Penstemon breviculus (Not NMRPTC Rare)
[taxon report][distribution map][all photos][line drawing]
Scientific Name: Penstemon breviculus (Keck) Nisbet & Jackson
Synonyms: Penstemon jamesii Bentham ssp. breviculus Keck
Vernacular Name: Narrow-mouth penstemon
R-E-D Code: 1-2-2
Description: Perennial; stems 0.8-2.0 dm tall, erect, or slightly upward-curving, retrorsely puberulent; leaves mostly basal, opposite, entire or rarely few toothed, lanceolate, elliptic, or spatulate, basal leaves somewhat petiolate, stem leaves sessile; inflorescence short, 4-12 cm long; calyx 5-8 mm long in flower, lobes lanceolate, glandular hairy; corollas 10-15 mm long, throat 3.5-6 mm wide, dark blue to purple with dark violet-purple guidelines, glandular, pubescent externally; staminode included within the throat or barely projecting but clearly visible, bearded with yellow thread-like hairs its full length, the hairs pointing back down the throat; fertile stamens explanate.
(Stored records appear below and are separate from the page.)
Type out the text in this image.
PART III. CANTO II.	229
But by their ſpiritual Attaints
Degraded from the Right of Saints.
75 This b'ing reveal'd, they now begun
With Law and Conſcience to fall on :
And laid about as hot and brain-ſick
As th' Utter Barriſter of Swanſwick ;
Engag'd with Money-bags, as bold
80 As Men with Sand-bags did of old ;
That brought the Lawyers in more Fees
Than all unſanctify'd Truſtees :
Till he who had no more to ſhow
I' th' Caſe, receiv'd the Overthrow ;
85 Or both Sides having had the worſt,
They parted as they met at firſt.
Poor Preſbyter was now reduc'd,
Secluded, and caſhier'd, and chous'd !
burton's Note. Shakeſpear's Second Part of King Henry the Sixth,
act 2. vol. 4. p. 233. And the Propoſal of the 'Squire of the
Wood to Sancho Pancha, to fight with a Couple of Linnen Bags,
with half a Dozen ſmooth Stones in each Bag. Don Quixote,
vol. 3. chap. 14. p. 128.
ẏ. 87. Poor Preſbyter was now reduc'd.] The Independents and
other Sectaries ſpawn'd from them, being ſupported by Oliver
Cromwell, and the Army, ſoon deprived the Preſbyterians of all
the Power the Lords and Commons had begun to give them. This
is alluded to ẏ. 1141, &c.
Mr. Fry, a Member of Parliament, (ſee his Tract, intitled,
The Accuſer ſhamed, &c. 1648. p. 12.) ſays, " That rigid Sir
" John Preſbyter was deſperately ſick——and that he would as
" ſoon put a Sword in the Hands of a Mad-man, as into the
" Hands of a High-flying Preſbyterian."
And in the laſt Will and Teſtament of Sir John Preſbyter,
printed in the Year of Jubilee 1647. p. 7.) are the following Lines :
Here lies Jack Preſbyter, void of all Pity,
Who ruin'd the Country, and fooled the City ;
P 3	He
Flowers May and June.
Similar Species: The corolla of Penstemon ophianthus is mostly 14-22 mm long, the throat is 7-10 mm broad, and the staminode protrudes from the throat.
Distribution: New Mexico, San Juan and McKinley counties; adjacent Arizona, Colorado and Utah.
Habitat: Sandy or clay soils of the Ojo Alamo Sandstone or Nacimiento Formation; sagebrush and pinyon-juniper associations; 1,450-1,850 m (4,800-6,000 ft).
Remarks: This species is a Four Corners endemic. New Mexico has 16 specimen records, Arizona has 1, Colorado has 24, and Utah has 11, for a total of 52. When taken in aggregate Penstemon breviculus appears to be fairly common across its range of about 195 miles. The range and abundance of this species are too great to qualify as rare under NMRPTC criteria.
Conservation Considerations: Not significantly threatened by the prevailing land uses within its habitat. Small portions of some populations have been eliminated by energy development activities, including pipelines, well pads, and road building.
Important Literature (*Illustration):
*Heflin, J. 1997. Penstemons: The beautiful beardtongues of New Mexico. Jackrabbit Press, Albuquerque, New Mexico.
*Cronquist, A., A.H. Holmgren, N.H. Holmgren, P.L. Reveal and P. Holmgren. 1984. Intermountain flora, vol. 4. New York Botanical Garden, Bronx.